You mentioned Lucinda Williams. So when you go to Bonnaroo as a bluegrass band, and now you’re sharing the stage with like Lucinda Williams and Sonic Youth. How is it playing a festival as diverse as that?
Oh, it’s a blast. I love Sonic Youth. I grew up listening to like Sonic Youth and Black Flag, The Dead Kennedy’s, Sex Pistols, Angry Samoans…you know, I’m from suburban Illinois so punk rock is like a savior, like ‘ah, finally, music with meaning…no more of this crap about summer lovin’ (laughs). I think what we do compared to, say Sonic Youth, is completely on the other side of the music industry, but hopefully, maybe Thurston (Moore) will come see us and be like ‘oh, well, I like the way the lyrics are,’ or ‘I like how they fuck with people’ (laughs).
And your holding your own festival, the Northwest String Summit, at Horning’s Hideout. What is it about that venue?
It’s just an awesome place, just killer. It’s really something else. I can’t really explain it except that there are peacocks running around. So that’s pretty cool. And you can fish. So that makes it kind of a really unique festival setting, when you can fish and run around and see the peacocks and listen to David Grier just blow your mind all over your head.

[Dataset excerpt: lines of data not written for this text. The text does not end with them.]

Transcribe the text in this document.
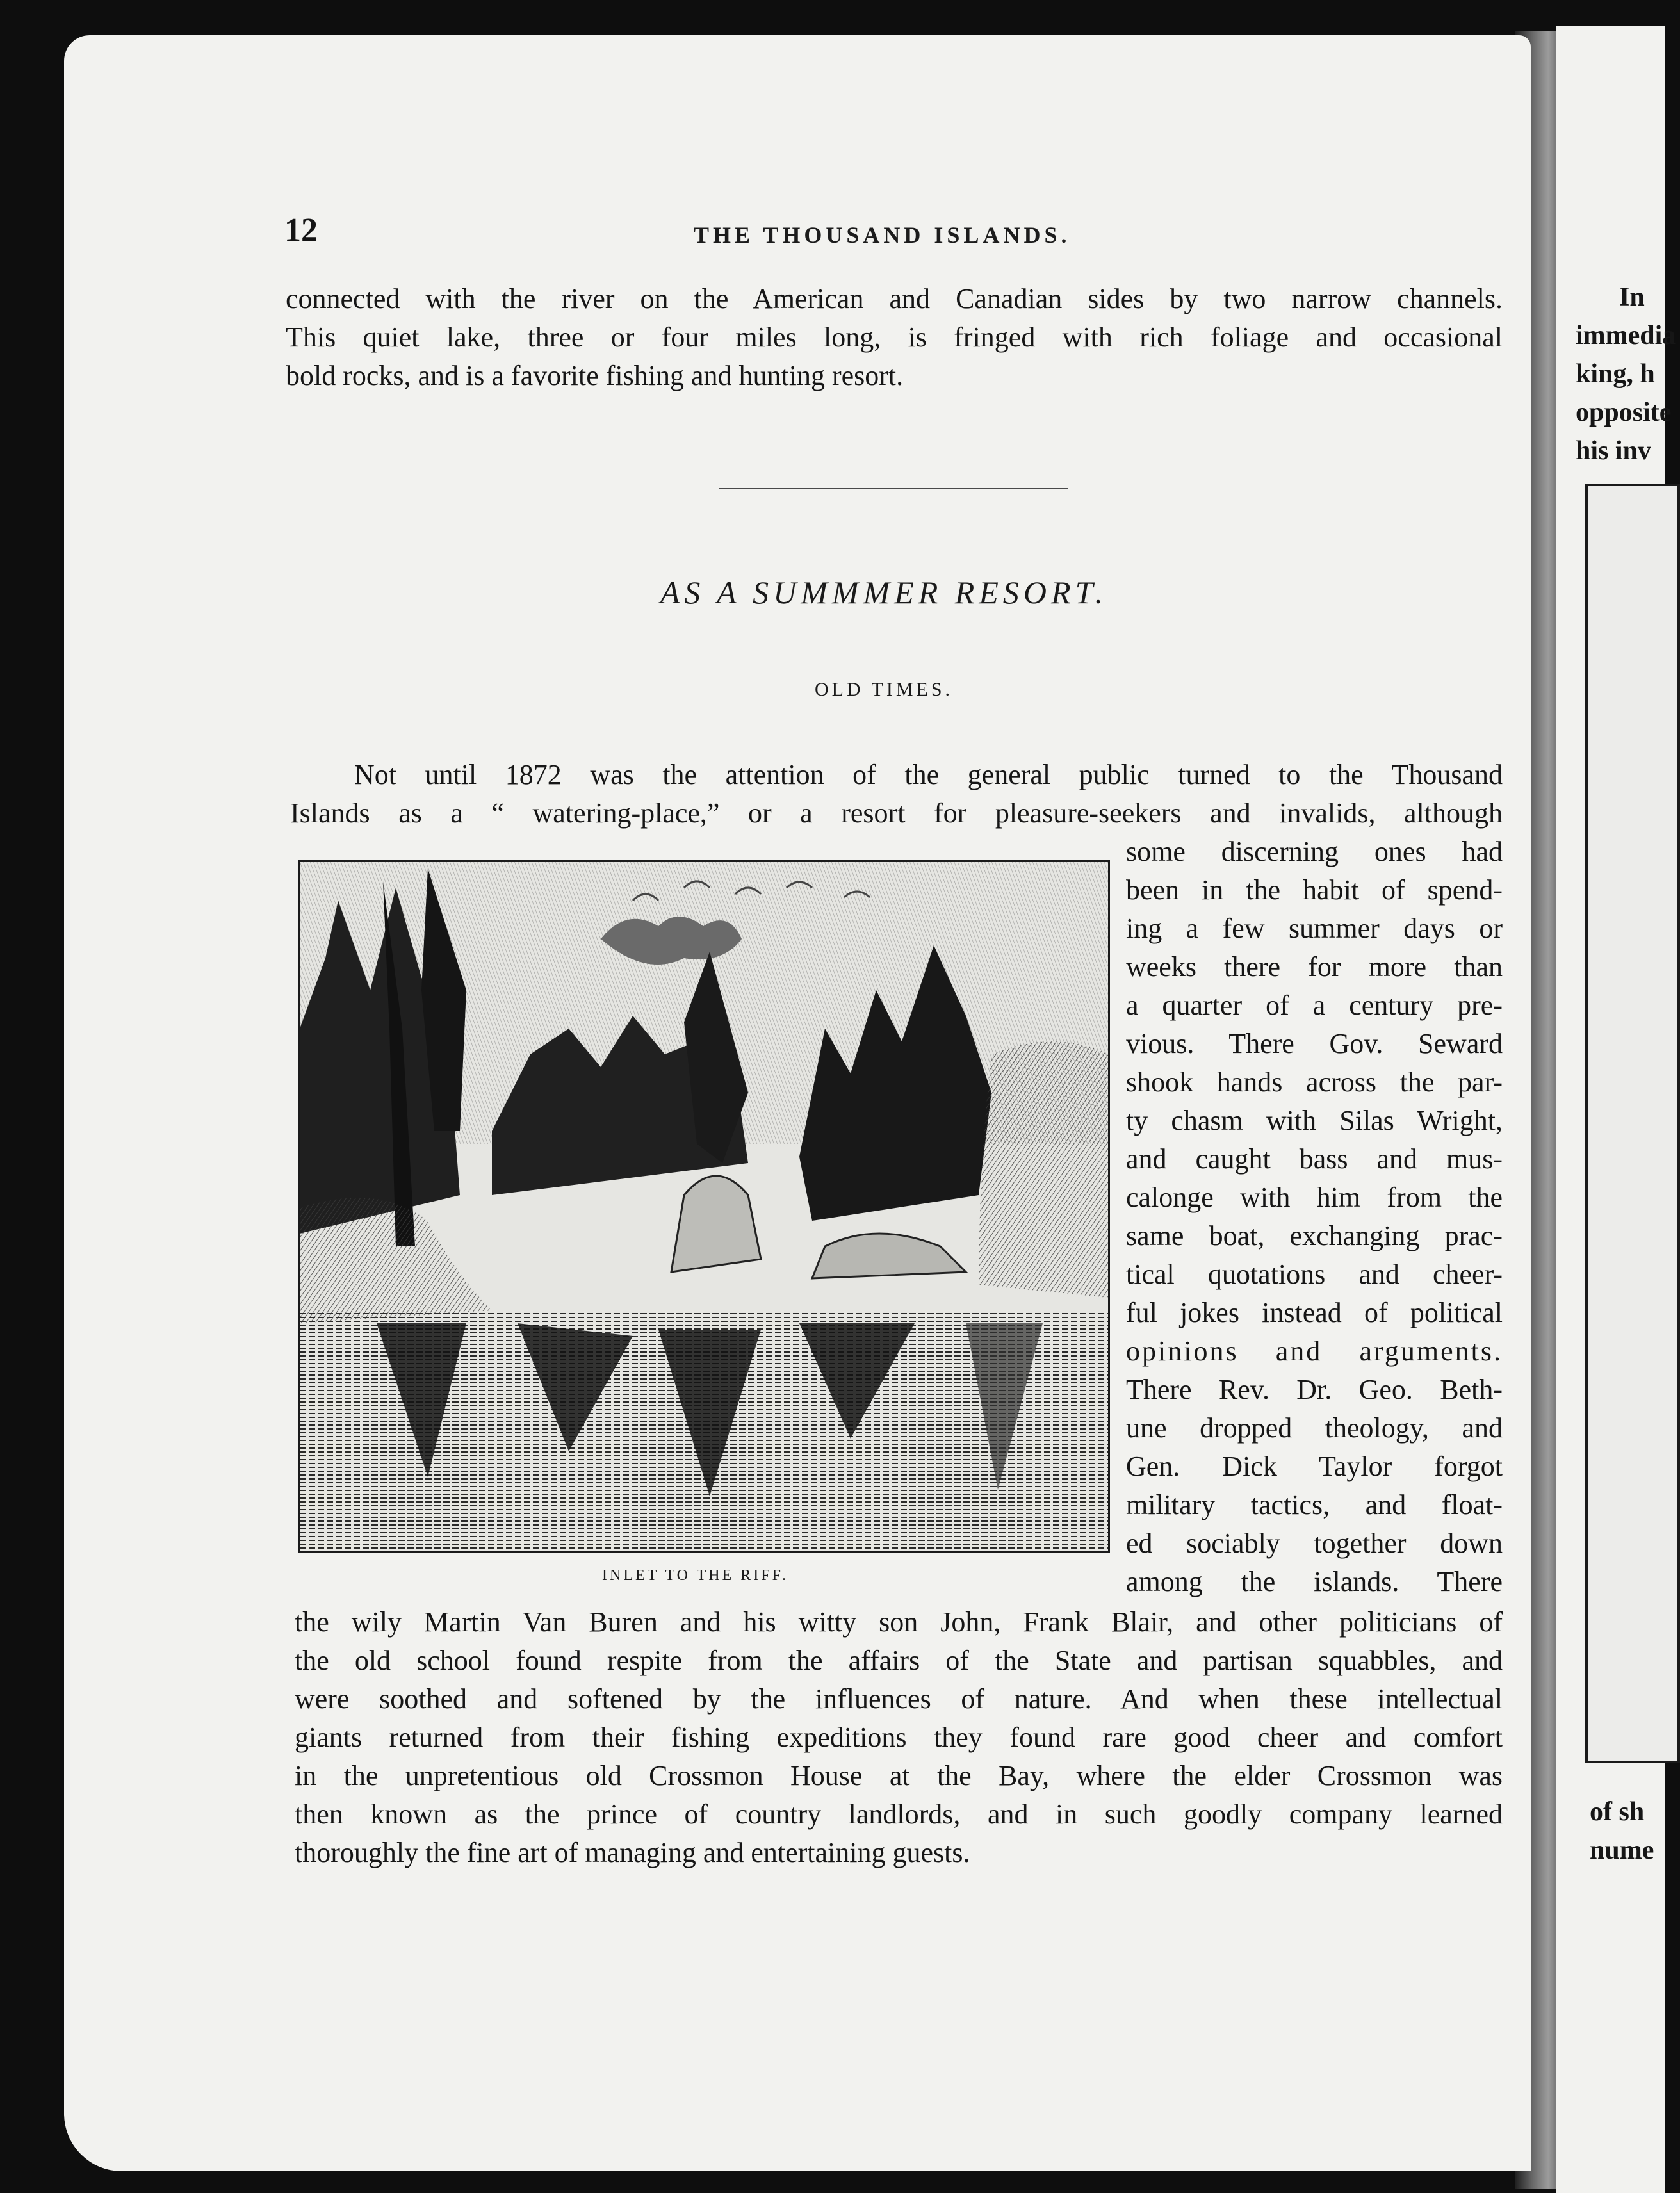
12	THE THOUSAND ISLANDS.
connected with the river on the American and Canadian sides by two narrow channels.
This quiet lake, three or four miles long, is fringed with rich foliage and occasional
bold rocks, and is a favorite fishing and hunting resort.
AS A SUMMMER RESORT.
OLD TIMES.
Not until 1872 was the attention of the general public turned to the Thousand
Islands as a “ watering-place,” or a resort for pleasure-seekers and invalids, although
INLET TO THE RIFF.
some discerning ones had
been in the habit of spend-
ing a few summer days or
weeks there for more than
a quarter of a century pre-
vious. There Gov. Seward
shook hands across the par-
ty chasm with Silas Wright,
and caught bass and mus-
calonge with him from the
same boat, exchanging prac-
tical quotations and cheer-
ful jokes instead of political
opinions and arguments.
There Rev. Dr. Geo. Beth-
une dropped theology, and
Gen. Dick Taylor forgot
military tactics, and float-
ed sociably together down
among the islands. There
the wily Martin Van Buren and his witty son John, Frank Blair, and other politicians of
the old school found respite from the affairs of the State and partisan squabbles, and
were soothed and softened by the influences of nature. And when these intellectual
giants returned from their fishing expeditions they found rare good cheer and comfort
in the unpretentious old Crossmon House at the Bay, where the elder Crossmon was
then known as the prince of country landlords, and in such goodly company learned
thoroughly the fine art of managing and entertaining guests.
In
immedia
king, h
opposite
his inv
of sh
nume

Where most bands that hold their own festivals invite other small regional bands they support to come play, your “supporting cast” is Vassar Clements, Peter Rowan, Grisman…is that a strange feeling to be a headliner and ask Grisman to come play your festival? Is it almost a weird sense of role reversal?
I wouldn’t say a role reversal, ‘cause the sweeter slots are in the afternoon, because it’s nice and warm and people come out and…when David Grisman plays he’s gonna have as many people there as we are, probably more (laughs). So it’s not really a role reversal, as much as a bullwork of acoustic music. And he’s always gonna have great people, so we’re just honored that he wouldn’t mind sharing the stage with us. That’s how I look at it.
Is there a big communal respect between you and those guys, because you are in some ways continuing on a musical tradition?
Yeah, I would say that there is. I mean, we respect the hell out of everything that they’ve done, or they will do. That’s kind of a blanket thing for us. Cause we wouldn’t have the audiences we have now if it weren’t for them. They’re partly responsible for it….a big part. I don’t know for sure if they respect us, but they say nice things to us when we get off stage (laughs). So I’ll say yes.